Fallbezogen ist dem Wortlaut des beim Oberlandesgericht angefochtenen Beschlusses die Bewilligung der Anordnung der Staatsanwaltschaft, die Frist für die Durchführung der bewilligten Maßnahme, die Rechtsmittelbelehrung, aber auch zweifelsfrei zu entnehmen, dass der Einzelrichter die Bewilligung auf jene Gründe stützte, die von der Staatsanwaltschaft zum Tatverdacht, zur Zulässigkeit, zur Begründetheit und zur Verhältnismäßigkeit der Maßnahme angeführt wurden und die der Begründung ihrer Anordnung dienen. Der eindeutige Verweis auf die Begründung der staatsanwaltschaftlichen Anordnung, der der Bewilligungsbeschluss überdies als Seite 5 der ON 26 unmittelbar angeschlossen ist, stellt methodisch nichts anderes dar als die - ebenfalls zulässige (13 Os 21/01) - Wiedergabe dieses Textes selbst. Der Verweis des Einzelrichters auf die Begründung der Anordnung bedeutet, dass sich der Einzelrichter diese zu Eigen macht und sich damit identifiziert (vgl Ratz, Der Tatverdacht im Grundrechtsbeschwerdeverfahren, JBl 2000, 536). Dass sich der Einzelrichter anlässlich der gegenständlichen Bewilligung nicht mit den von der Staatsanwaltschaft bejahten Voraussetzungen auseinandergesetzt hätte, kann auf Grund des Verweises nicht unterstellt werden; vom gänzlichen Fehlen einer Begründung kann somit nicht die Rede sein.
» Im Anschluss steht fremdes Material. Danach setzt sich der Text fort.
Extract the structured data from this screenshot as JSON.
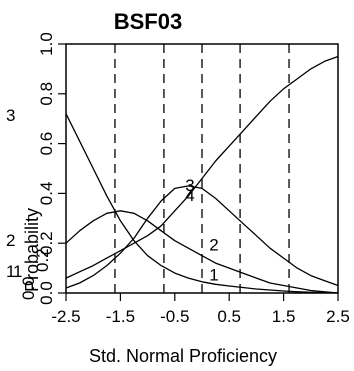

Da der Beschluss des Einzelrichters des Landesgerichts für Strafsachen Graz vom 28. Jänner 2008 (S 5 in ON 26; vgl S 3i verso in ON 1) den Anforderungen des § 86 StPO entspricht, war dessen Aufhebung durch das Oberlandesgericht Graz - verbunden mit dem Auftrag zur neuerlichen Entscheidung - verfehlt.